Так, от греков и римлян, получили это слово и мы; и не только слово, но и то, что оно значит. Получили и понятие о культуре, и высокие образцы ее самой.
Хотя культура и ведет ко всевозможным открытиям, изобретеньям, орудиям, приспособлениям, удобствам, хоть она в них, как во многом другом, и сказывается, но суть ее все-таки не в них. И точно так же культурность отдельного человека не сводится ни к каким разобщенным между собой знаниям и уменьям. С образованностью, как я уже сказал, она не совпадает, да и образованность количеством знаний не измеряется; как, с другой стороны, и воспитанность не измеряется усвоением того или иного числа «хороших манер» и «добрых правил». Ругаться зловонной русской руганью или сморкаться, не пользуясь платком, конечно, некультурно, но отсутствие ругани и наличие платка еще не обеспечивают ни за кем никакой степени культуры. Не дают ее также ни высшая математика, ни игра в шахматы с тридцатью противниками, не глядя на доску, ни начетничество в какой бы то ни было области. А с другой стороны, как не дарует ее грамотность, так и неграмотность — даже в наше время — нельзя считать непреодолимым препятствием на пути к ней. Но тут лучше, чем к доводам, я прибегну к примеру.

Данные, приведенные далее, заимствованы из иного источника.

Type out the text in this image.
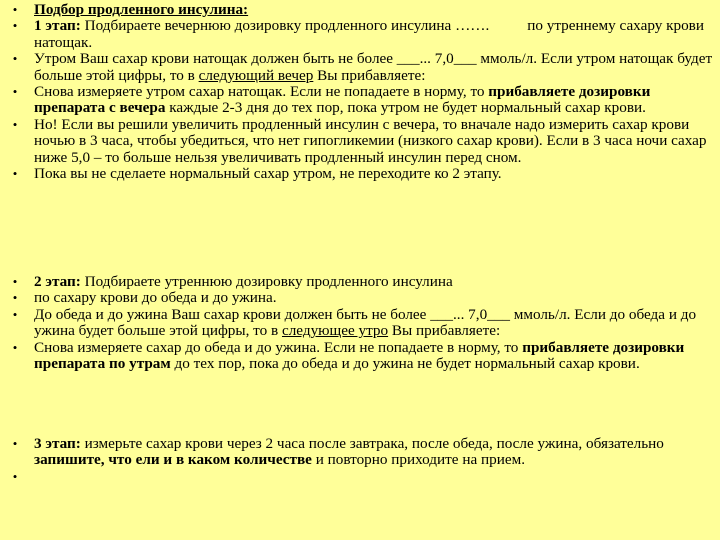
•	Подбор продленного инсулина:
•	1 этап: Подбираете вечернюю дозировку продленного инсулина …….	по утреннему сахару крови натощак.
•	Утром Ваш сахар крови натощак должен быть не более ___... 7,0___ ммоль/л. Если утром натощак будет больше этой цифры, то в следующий вечер Вы прибавляете:
•	Снова измеряете утром сахар натощак. Если не попадаете в норму, то прибавляете дозировки препарата с вечера каждые 2-3 дня до тех пор, пока утром не будет нормальный сахар крови.
•	Но! Если вы решили увеличить продленный инсулин с вечера, то вначале надо измерить сахар крови ночью в 3 часа, чтобы убедиться, что нет гипогликемии (низкого сахар крови). Если в 3 часа ночи сахар ниже 5,0 – то больше нельзя увеличивать продленный инсулин перед сном.
•	Пока вы не сделаете нормальный сахар утром, не переходите ко 2 этапу.
•	2 этап: Подбираете утреннюю дозировку продленного инсулина
•	по сахару крови до обеда и до ужина.
•	До обеда и до ужина Ваш сахар крови должен быть не более ___... 7,0___ ммоль/л. Если до обеда и до ужина будет больше этой цифры, то в следующее утро Вы прибавляете:
•	Снова измеряете сахар до обеда и до ужина. Если не попадаете в норму, то прибавляете дозировки препарата по утрам до тех пор, пока до обеда и до ужина не будет нормальный сахар крови.
•	3 этап: измерьте сахар крови через 2 часа после завтрака, после обеда, после ужина, обязательно запишите, что ели и в каком количестве и повторно приходите на прием.
•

Это было в семнадцатом году, между Февралем и Октябрем, весной в Крыму, где я отдыхал после тяжелой болезни. Мы познакомились там, жена и я, с супружеской четой из Москвы, людьми средних лет, средне-купеческого или мещанского звания. Фамилия их была незаурядная и, можно сказать, пророческая: их звали Комиссаровы. Муж ничем замечателен не был. Жена была — иначе не могу выразиться — чудом культуры. Была она полновата, миловидна, ходила плавною походкой, все движения ее были мягкие и плавные. Темно-русые волосы причесывала она гладко, на прямой пробор, носила темные широкие платья и всегда платок на плечах, вообще одевалась необычно — на крестьянско-купеческий лад, по-русски. Вкус она в этих своих нарядах проявляла исключительный; все к ней шло, ни в чем ни шва, ни складки, ни цвета изменить, казалось, невозможно. Заглядишься бывало на нее…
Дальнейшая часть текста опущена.